In this study, we put emphasis on including highly realistic endoscopic images and not only rather idealized data into the image data sets for evaluation. For this reason, the proposed approach could be implemented into a clinical system without any significant changes. Considering the obtained classification accuracies, a point of criticism could be that the obtained accuracies are still far away from 100%. However, we identified several scenarios which can lead to distinctly higher accuracies in the clinical routine: Novel endoscopic devices (exhibiting higher resolutions and new modalities) could potentially be applied in order to improve the classification performance even further. Furthermore, the data for evaluation exhibits a high degree of correlation between a patient’s images. We had to include patient’s image data although the images show similar regions of the mucosa in order to keep the amount of data relatively high. Based on the outcomes with increased confidence levels (Table 2), it can be assumed that by utilizing uncorrelated image material the rates could be improved significantly. Finally, even video material (endoscopic video frames) could be utilized additionally to the images taken by the physicians to increase data diversity.

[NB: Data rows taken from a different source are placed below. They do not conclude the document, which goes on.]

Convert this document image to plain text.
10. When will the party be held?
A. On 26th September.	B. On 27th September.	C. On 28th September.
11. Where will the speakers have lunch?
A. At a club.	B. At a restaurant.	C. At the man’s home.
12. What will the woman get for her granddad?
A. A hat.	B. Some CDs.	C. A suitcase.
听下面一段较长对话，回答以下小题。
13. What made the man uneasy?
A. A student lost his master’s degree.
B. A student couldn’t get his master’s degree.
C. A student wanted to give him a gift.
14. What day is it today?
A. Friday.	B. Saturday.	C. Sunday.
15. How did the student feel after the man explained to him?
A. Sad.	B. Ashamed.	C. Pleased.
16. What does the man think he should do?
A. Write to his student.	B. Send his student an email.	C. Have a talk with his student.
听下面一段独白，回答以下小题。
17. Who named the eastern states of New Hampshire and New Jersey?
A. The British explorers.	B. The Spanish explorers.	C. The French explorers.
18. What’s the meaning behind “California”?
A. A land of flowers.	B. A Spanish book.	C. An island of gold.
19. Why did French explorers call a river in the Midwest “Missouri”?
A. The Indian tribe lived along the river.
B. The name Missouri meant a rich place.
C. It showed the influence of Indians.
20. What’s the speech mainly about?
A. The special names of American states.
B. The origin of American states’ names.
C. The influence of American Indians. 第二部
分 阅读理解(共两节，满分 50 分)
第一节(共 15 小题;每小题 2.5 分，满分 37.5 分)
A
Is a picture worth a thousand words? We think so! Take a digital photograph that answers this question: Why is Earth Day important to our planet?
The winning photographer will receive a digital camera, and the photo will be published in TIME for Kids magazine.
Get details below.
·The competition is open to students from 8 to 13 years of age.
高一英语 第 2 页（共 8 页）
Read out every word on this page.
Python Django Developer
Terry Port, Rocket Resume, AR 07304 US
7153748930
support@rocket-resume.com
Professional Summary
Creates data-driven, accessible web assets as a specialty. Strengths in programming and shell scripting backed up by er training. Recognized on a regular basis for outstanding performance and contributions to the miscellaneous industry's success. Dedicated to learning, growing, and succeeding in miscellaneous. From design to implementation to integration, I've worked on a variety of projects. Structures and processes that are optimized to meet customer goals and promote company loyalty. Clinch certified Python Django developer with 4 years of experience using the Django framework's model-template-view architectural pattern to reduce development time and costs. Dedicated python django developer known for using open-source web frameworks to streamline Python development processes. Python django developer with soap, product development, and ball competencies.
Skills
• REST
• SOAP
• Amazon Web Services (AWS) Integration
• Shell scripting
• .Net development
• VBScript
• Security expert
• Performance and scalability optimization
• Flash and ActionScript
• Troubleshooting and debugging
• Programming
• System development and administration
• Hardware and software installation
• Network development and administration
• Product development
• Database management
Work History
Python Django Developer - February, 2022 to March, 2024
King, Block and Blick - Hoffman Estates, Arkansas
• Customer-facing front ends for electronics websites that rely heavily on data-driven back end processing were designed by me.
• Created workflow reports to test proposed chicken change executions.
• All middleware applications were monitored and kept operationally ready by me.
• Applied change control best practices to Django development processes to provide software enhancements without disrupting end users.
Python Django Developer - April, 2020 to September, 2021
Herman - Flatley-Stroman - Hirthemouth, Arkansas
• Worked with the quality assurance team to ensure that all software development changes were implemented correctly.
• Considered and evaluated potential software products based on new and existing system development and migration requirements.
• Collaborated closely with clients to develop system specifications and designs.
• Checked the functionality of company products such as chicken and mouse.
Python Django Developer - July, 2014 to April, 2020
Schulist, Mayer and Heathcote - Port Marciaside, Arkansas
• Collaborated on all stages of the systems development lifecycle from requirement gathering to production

To conclude, we proposed an effective approach for fully-automated CNN-based classification of endoscopic images for CD diagnosis. Notably, the best performances are not obtained with the adapted CNN, but with a network trained for the image-net challenge as well as with combinations of the two evaluated networks. Fusing data on patient-level, an accuracy of 0.85 can be obtained and the state-of-the-art is thereby clearly outperformed. Experiments provide evidence that the rates could be increased further if more data per patient would be available, creating incentive for incorporating video material in future work.